Je suis habité par la responsabilité de veiller sur le peuple Gabonais qui m’a élu le 27 août 2016.

Président élu par vous, peuple gabonais, je réaffirme ubi et orbi que je ne reconnaîtrai pas le pouvoir d’Ali Bongo qui a les mains souillées du sang de nos compatriotes.

Je ne reconnaitrai pas ce pouvoir qui a fait massacrer froidement de nombreux Gabonais, tout simplement parce qu’ils réclamaient le respect de leurs suffrages exprimés le 27 août 2016.

Je ne reconnaîtrai pas ce pouvoir inquisiteur, qui enlève les Gabonais dans les rues, comme dans leurs maisons et les emprisonne arbitrairement.

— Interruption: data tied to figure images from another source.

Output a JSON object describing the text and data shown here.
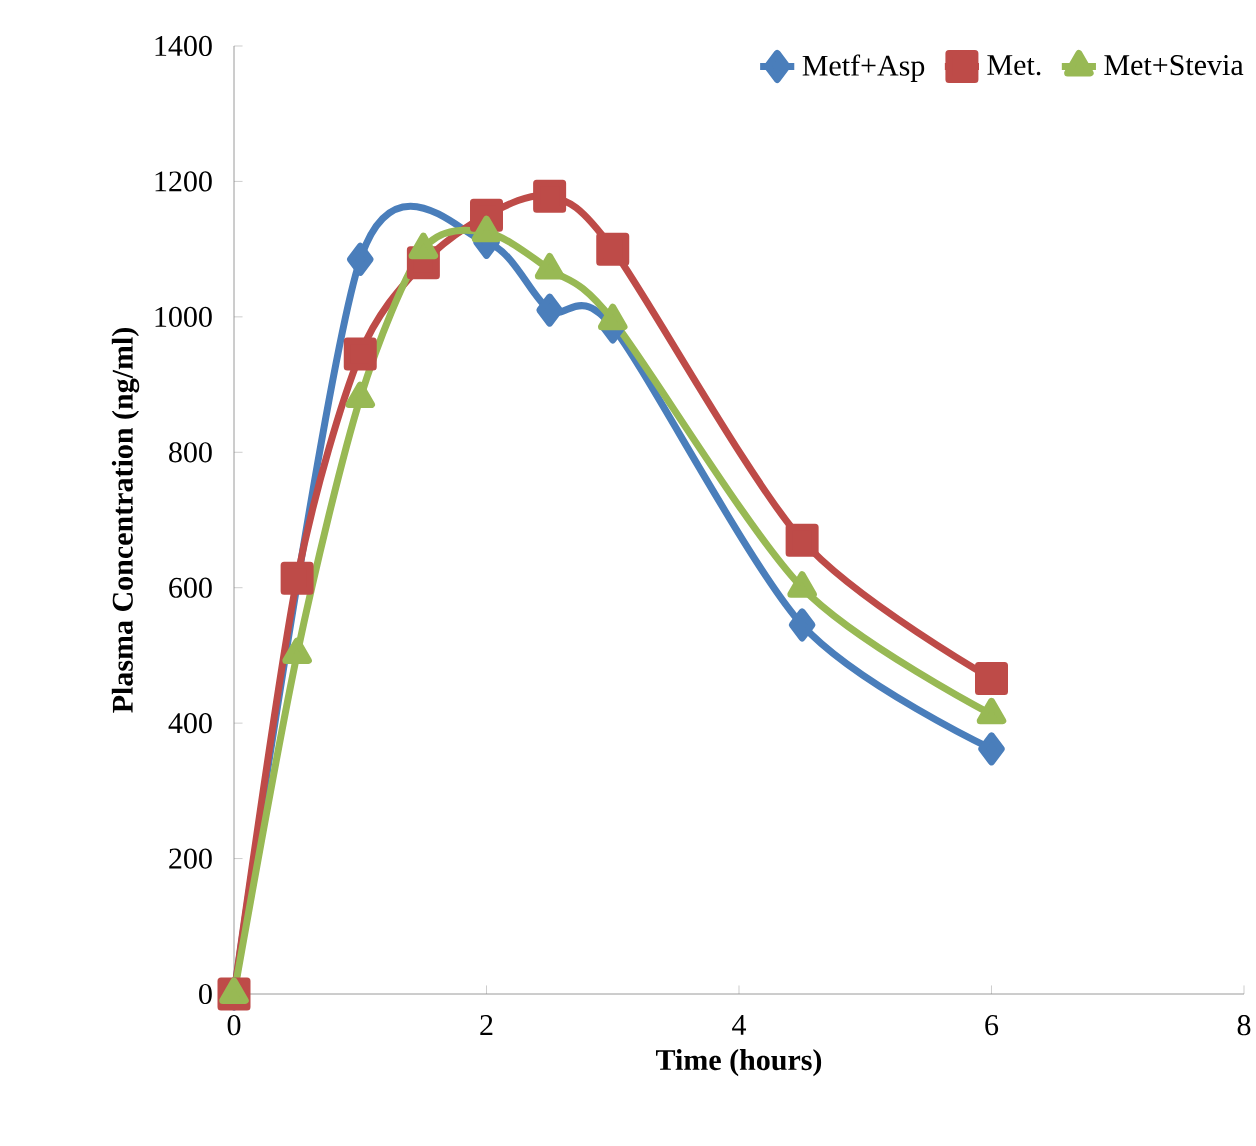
{
  "chart_data": {
    "type": "line",
    "xlabel": "Time (hours)",
    "ylabel": "Plasma Concentration (ng/ml)",
    "xlim": [
      0,
      8
    ],
    "xticks": [
      0,
      2,
      4,
      6,
      8
    ],
    "ylim": [
      0,
      1400
    ],
    "yticks": [
      0,
      200,
      400,
      600,
      800,
      1000,
      1200,
      1400
    ],
    "x": [
      0,
      0.5,
      1,
      1.5,
      2,
      2.5,
      3,
      4.5,
      6
    ],
    "legend": "top",
    "grid": false,
    "series": [
      {
        "name": "Metf+Asp",
        "color": "#4a7ebb",
        "marker": "diamond",
        "values": [
          0,
          null,
          1085,
          null,
          1110,
          1010,
          985,
          545,
          362
        ]
      },
      {
        "name": "Met.",
        "color": "#be4b48",
        "marker": "square",
        "values": [
          0,
          614,
          945,
          1080,
          1150,
          1178,
          1100,
          670,
          466
        ]
      },
      {
        "name": "Met+Stevia",
        "color": "#98b954",
        "marker": "triangle",
        "values": [
          0,
          502,
          880,
          1100,
          1125,
          1070,
          995,
          600,
          413
        ]
      }
    ]
  }
}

Je ne reconnaîtrai pas ce pouvoir qui ne respecte pas les droits humains, y compris les plus élémentaires.

C’est pourquoi, je vous demande, Peuple gabonais, de rejeter massivement aussi ce pouvoir, de ne lui accorder aucun crédit ; en vertu de la légitimité que vous m’avez donnée.

A nos frères et sœurs des forces de défense et de sécurité, je vous demande à nouveau de remplir votre devoir dans le strict respect de votre déontologie en évitant tout dérapage et toute atteinte aux droits de l’Homme.

Mes chers compatriotes,

Avec l’audace qui caractérise toujours tous ceux qui empruntent les raccourcis périlleux de l’histoire, voilà que l’imposteur appelle au dialogue. Quel dialogue ? Avec qui et dans quel but ?

Voilà quelqu’un qui a été désavoué par le peule et battu dans les urnes, qui demande à celui à qui il a volé l’élection de venir dialoguer avec lui !

Il le demande de surcroît le révolver sur la tempe, les hélicoptères d’attaque et les mirages volant à basse altitude au-dessus de nos maisons.

Non, nous ne cèderons ni aux menaces, ni aux intimidations. Nous n’irons à aucun dialogue sous l’égide de cet imposteur.

A ses appels trompeurs à un dialogue de légitimation, nous disons non.

A ses menaces et intimidations, nous ne cèderons pas.

Personnellement, dans mes fonctions nationales et internationales, je n’ai cessé de pratiquer le dialogue. Donc je ne suis pas fondamentalement contre le dialogue.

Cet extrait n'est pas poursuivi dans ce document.